Attorney General Maura Healey Urges U.S. Department Of Education To Forgive Loans Of Certain ITT Tech Students

Below is a press release from Attorney General Maura Healey’s Office. ITT Tech once had a campus in Wilmington, which closed in September 2016.

BOSTON, MA — Attorney General Maura Healey recently urged the U.S. Department of Education to cancel the federal student loan debt of certain students who attended ITT Technical Institute (“ITT Tech”). The now defunct for-profit school defrauded thousands of individuals by encouraging them to enroll and take out loans based on false and misleading information about the value of an ITT Tech degree and empty promises of high-paying jobs after graduation.

The borrower defense application submitted by a bipartisan coalition of 24 states and the District of Columbia requests federal loan discharges for students who enrolled at ITT Tech between 2007 and 2010, a period in which the school regularly used a deceptive chart concerning future potential earnings to convince students to attend and borrow federal student aid. ITT Tech’s widespread and pervasive misrepresentation concerning job prospects and future potential earnings violated state consumer protection laws.

Federal law permits the U.S. Department of Education to forgive federal student loans when borrowers are deceived by schools. The attorneys general are demanding full relief for ITT Tech students, including refunds of their loan payments.
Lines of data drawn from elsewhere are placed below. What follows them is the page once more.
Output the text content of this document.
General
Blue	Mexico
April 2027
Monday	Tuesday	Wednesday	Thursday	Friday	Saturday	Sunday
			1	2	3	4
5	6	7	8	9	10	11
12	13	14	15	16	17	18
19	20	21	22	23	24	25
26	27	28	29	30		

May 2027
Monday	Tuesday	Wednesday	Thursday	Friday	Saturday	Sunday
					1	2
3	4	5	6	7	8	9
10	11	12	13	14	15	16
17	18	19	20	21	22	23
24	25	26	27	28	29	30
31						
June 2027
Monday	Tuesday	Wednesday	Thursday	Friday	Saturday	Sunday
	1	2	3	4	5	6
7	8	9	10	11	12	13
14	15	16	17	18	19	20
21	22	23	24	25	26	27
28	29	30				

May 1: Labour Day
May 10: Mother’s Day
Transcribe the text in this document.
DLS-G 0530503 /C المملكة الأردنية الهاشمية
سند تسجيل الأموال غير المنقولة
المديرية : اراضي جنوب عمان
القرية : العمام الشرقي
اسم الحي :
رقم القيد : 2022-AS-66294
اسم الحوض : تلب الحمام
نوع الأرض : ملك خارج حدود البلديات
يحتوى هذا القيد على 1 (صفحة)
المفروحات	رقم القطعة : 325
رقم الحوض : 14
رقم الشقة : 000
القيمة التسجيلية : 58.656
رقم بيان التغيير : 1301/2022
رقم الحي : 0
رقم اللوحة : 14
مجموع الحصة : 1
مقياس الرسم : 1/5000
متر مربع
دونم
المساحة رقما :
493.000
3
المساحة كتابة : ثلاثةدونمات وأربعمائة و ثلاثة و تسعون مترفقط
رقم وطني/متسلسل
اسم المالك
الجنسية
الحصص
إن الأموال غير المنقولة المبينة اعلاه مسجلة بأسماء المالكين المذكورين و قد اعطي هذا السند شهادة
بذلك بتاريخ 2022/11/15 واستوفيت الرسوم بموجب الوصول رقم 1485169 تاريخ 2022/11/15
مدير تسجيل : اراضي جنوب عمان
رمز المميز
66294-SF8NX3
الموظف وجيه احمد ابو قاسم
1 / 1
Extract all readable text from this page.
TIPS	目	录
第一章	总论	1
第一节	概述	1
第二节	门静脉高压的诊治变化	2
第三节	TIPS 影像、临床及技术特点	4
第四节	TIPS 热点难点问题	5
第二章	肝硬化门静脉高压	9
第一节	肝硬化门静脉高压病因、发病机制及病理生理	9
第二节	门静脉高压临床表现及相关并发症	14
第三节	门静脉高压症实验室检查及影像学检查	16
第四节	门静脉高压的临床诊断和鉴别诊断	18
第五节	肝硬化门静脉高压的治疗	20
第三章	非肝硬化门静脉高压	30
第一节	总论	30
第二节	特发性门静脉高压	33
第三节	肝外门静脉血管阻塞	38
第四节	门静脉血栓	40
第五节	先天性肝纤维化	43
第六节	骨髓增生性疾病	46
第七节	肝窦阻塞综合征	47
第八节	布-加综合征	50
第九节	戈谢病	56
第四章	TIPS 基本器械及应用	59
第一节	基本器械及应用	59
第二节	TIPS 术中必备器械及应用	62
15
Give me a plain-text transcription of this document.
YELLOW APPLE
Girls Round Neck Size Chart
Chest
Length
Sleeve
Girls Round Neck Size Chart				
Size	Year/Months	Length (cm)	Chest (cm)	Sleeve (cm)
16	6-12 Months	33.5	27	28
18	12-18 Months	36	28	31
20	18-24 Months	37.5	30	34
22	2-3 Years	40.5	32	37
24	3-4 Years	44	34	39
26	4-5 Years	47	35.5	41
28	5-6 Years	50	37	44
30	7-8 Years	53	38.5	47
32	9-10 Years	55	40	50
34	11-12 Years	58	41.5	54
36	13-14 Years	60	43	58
“ITT Tech induced students to enroll in its costly programs based on deceptive earnings prospects, leaving students and their families with crushing debts they can’t afford to pay,” said AG Healey. “Borrowers across the country were swindled by this school and deserve relief. We call on the Department of Education to cancel their loans, so they no longer have to shoulder this unfair debt burden.”

Based on a 2012 congressional report, ITT Tech enrolled roughly 282,000 students across the country between 2007 and 2010. During this period, the school regularly showed prospective students a document entitled “Value Proposition for Employed Graduates,” in an effort to persuade students that the value of an ITT Tech education was worth its high cost, and that students should take out tens of thousands of dollars in loans to attend.

However, an analysis of the “Value Proposition” chart (Figure 1) revealed that ITT Tech misrepresented the value of its education, claiming it would be substantial, and that its students would get high-paying jobs upon graduation with a constant rate of earning growth. ITT Tech’s Value Proposition chart showed a projected annual salary over an estimated work life, misrepresenting the projected annual earnings for ITT graduates at $100,000 more than the average earnings of workers with the same credentials.

In addition to Massachusetts, the application is signed by the Attorneys General of Colorado, Connecticut, Oregon, the District of Columbia, Hawaii, Idaho, Illinois, Iowa, Kansas, Maine, Maryland, Minnesota, Nebraska, Nevada, New Jersey, New Mexico, New York, North Carolina, Pennsylvania, Tennessee, Vermont, Virginia, Washington, and Wisconsin.

Handling the matter for Massachusetts is Assistant Attorney General Diana Hooley of AG Healey’s Insurance & Financial Services Division.